The Serpent King, by Jeff Zentner. It’s a book I would have never bought on my own from Barnes & Noble, or even for a few bucks at Ed McKay’s. It came into my possession as the first book I received as an OwlCrate subscriber, last March. The theme that month was Writer’s Block.

This book takes place in rural Tennessee, and follows three friends entering their senior year of high school, with all that that entails. One of them, Lydia, is headstrong and sure of where she will be after graduation. Her two friends, Dill and Travis, are not so sure. Dill’s father is a zealous preacher with a penchant for snakes and watered down battery acid, and is currently in prison for possession of child pornography. Travis comes from a broken home, where his father constantly laments his lack of football accolades, comparing him to his brother, who was killed in action overseas.Lydia is the only one of the three with a good home life, though Travis and Dill’s mothers both try, in their own ways.

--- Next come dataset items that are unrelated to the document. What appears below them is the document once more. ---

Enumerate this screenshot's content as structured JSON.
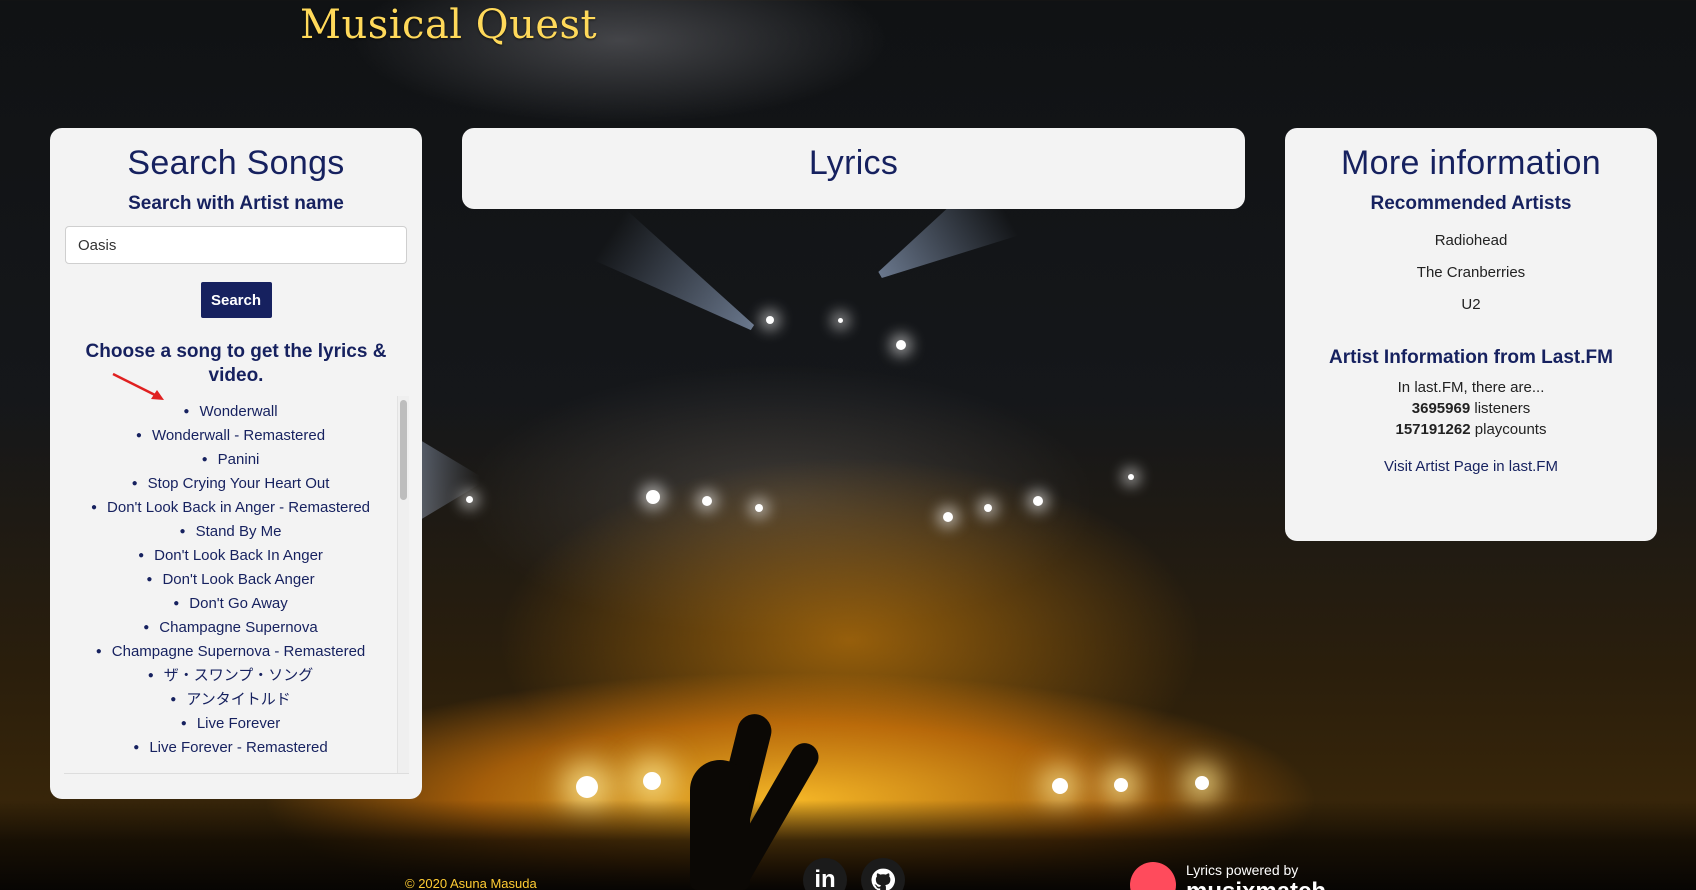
{
  "site": {
    "title": "Musical Quest"
  },
  "search": {
    "heading": "Search Songs",
    "subheading": "Search with Artist name",
    "input_value": "Oasis",
    "button_label": "Search",
    "choose_prompt": "Choose a song to get the lyrics & video.",
    "songs": [
      "Wonderwall",
      "Wonderwall - Remastered",
      "Panini",
      "Stop Crying Your Heart Out",
      "Don't Look Back in Anger - Remastered",
      "Stand By Me",
      "Don't Look Back In Anger",
      "Don't Look Back Anger",
      "Don't Go Away",
      "Champagne Supernova",
      "Champagne Supernova - Remastered",
      "ザ・スワンプ・ソング",
      "アンタイトルド",
      "Live Forever",
      "Live Forever - Remastered"
    ]
  },
  "lyrics": {
    "heading": "Lyrics"
  },
  "info": {
    "heading": "More information",
    "recommended_heading": "Recommended Artists",
    "recommended": [
      "Radiohead",
      "The Cranberries",
      "U2"
    ],
    "lastfm_heading": "Artist Information from Last.FM",
    "intro": "In last.FM, there are...",
    "listeners_count": "3695969",
    "listeners_label": "listeners",
    "playcounts_count": "157191262",
    "playcounts_label": "playcounts",
    "visit_link": "Visit Artist Page in last.FM"
  },
  "footer": {
    "copyright": "© 2020 Asuna Masuda",
    "linkedin_icon": "in",
    "github_icon": "github-icon",
    "powered_by": "Lyrics powered by",
    "musixmatch": "musixmatch"
  },
  "colors": {
    "accent": "#16215f",
    "title": "#ffd95a",
    "card": "#f3f3f3"
  }
}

I did not expect to like this book. When I first started reading it, it made me feel a little melancholy, remembering what it was like to feel left behind by my friends and lonely in the world. Also, living in rural North Carolina, a VERY watered down version of Forrestville, I can still see shards of southern life that are familiar to me in this story, good and bad. I really liked Lydia, and the way she thinks is very reminiscent of how I thought at that age. I felt empathy for how trapped Dill felt, stuck between family obligation and what Lydia tries to convince him he can be. I adored Travis, a gentle giant who immersed himself in fictional worlds full of honor and glory, wearing a dragon necklace and carrying a staff around. I saw a little of myself in all three of these characters, lame as that might sound, and I cared what happened to them.

This is a contemporary novel, a lot of small town bite and coming of age elements. If you’re looking for a quick read that’s just about people, about being human, I recommend this book.